Le Nazioni Unite hanno deciso di non esibire alcuni pannelli di una mostra su Israele programmata nella sede di New York a partire dal 4 aprile. Tre dei tredici pannelli della mostra, intitolata “Israele conta” e proposta dalla Missione permanente di Israele presso l’ONU insieme all’organizzazione statunitense StandWithUs, sono stati infatti ritenuti “inopportuni”. Si tratta di quelli sul Sionismo, su Gerusalemme e sugli Arabi-Israeliani.
L’Ambasciatore di Israele presso la Nazioni Unite, Danny Danon, ha chiamato il Segretario Generale Ban Ki-moon perché permettesse l’esposizione di questi pannelli, ritirando una decisione a suo dire “scandalosa”.
Danon si è spinto fino a dire che “Squalificando una mostra sul Sionismo, le Nazioni Unite minano l’esistenza stessa dello Stato di Israele come patria del popolo ebraico”; ed ha aggiunto: “Non permetteremo che le Nazioni Unite censurino il fatto che Gerusalemme è la capitale eterna di Israele”. Di più: “Le Nazioni Unite devono scusarsi con il popolo ebraico.

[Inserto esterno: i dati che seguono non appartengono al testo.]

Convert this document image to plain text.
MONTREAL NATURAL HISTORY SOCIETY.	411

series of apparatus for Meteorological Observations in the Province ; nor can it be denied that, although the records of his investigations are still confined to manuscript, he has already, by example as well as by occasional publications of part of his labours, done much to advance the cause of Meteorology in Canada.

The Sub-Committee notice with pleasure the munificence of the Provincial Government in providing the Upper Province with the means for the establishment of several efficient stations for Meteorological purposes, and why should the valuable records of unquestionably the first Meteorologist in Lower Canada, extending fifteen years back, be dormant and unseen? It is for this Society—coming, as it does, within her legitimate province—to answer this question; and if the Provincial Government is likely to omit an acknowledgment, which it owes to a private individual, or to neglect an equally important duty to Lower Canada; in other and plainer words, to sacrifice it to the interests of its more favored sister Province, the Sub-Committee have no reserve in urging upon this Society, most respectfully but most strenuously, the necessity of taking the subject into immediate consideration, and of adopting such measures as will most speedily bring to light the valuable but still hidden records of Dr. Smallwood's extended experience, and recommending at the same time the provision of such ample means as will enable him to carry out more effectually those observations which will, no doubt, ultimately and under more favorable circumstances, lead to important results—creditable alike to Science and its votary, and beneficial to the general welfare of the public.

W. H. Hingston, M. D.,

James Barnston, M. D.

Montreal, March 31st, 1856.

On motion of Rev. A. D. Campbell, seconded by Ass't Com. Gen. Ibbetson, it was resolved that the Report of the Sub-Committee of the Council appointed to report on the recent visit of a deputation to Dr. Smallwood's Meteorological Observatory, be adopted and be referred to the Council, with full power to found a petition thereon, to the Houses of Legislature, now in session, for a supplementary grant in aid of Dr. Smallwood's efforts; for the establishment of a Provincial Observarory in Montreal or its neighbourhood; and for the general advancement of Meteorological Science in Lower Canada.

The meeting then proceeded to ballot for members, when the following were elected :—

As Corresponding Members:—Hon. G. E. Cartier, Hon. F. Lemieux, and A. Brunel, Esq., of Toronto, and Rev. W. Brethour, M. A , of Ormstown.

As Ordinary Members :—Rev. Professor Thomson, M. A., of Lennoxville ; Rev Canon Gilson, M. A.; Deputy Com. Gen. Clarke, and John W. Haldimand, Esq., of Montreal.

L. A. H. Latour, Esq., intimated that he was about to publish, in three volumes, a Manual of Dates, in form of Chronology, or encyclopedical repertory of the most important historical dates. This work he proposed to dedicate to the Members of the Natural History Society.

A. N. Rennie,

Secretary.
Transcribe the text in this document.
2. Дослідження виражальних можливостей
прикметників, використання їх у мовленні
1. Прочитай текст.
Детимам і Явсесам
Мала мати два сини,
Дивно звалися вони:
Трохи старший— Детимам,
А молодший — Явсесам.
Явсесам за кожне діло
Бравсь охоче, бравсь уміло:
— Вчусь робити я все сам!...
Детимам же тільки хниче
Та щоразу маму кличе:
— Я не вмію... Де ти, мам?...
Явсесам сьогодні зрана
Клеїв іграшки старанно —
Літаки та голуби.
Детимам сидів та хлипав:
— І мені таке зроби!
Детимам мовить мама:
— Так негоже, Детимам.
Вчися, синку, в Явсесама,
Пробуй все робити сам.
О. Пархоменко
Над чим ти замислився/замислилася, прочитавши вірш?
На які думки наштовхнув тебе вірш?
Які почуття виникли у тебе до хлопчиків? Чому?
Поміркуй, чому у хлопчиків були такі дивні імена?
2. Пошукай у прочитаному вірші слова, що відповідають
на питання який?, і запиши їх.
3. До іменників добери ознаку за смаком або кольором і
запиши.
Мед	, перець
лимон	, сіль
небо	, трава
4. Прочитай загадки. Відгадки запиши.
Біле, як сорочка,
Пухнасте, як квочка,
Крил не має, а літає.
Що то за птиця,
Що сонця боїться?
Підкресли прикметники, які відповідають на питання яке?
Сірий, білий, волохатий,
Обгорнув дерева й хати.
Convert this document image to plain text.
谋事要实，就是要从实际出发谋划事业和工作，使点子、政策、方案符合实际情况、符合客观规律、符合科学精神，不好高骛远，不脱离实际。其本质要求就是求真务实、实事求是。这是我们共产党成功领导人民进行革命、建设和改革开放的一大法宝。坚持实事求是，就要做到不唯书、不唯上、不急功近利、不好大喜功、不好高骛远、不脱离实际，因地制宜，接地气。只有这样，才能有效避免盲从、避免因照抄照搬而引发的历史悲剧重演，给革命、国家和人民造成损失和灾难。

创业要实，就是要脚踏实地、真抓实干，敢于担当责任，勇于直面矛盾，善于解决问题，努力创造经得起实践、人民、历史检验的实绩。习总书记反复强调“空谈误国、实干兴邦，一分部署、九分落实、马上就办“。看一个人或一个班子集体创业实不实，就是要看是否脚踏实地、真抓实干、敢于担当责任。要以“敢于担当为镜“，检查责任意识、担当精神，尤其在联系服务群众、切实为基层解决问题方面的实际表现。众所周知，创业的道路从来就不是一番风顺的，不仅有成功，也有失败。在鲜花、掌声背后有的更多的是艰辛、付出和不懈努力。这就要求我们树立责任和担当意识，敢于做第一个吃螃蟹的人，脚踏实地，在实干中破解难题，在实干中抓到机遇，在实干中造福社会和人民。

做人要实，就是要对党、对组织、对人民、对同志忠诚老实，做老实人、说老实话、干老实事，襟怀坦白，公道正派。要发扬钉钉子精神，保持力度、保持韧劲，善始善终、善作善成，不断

Il Sionismo e Gerusalemme sono le pietre fondanti e le basi morali su cui è stato creato lo Stato di Israele”.
In realtà, la decisione di ritirare questi pannelli era doverosa, visti i contenuti. Quello su Gerusalemme descriveva il popolo ebraico come “indigeno di Israele” e affermava
che “Gerusalemme è stata il centro e il fulcro della vita e della religione ebraica per più di 3mila anni, essendo sacra anche ai cristiani e ai musulmani”.
Il pannello sugli Arabi-Israeliani li descriveva invece come “la più grande minoranza in Israele, che rappresenta il 20% della sua popolazione e gode degli stessi diritti di tutti gli altri cittadini che vivono sotto la legge di Israele”.
Infine, il pannello sul Sionismo definiva quest’ultimo come “il movimento di liberazione del popolo ebraico, che ha cercato di superare 1.900 anni di oppressione riguadagnando la propria autodeterminazione nella sua terra d’origine”.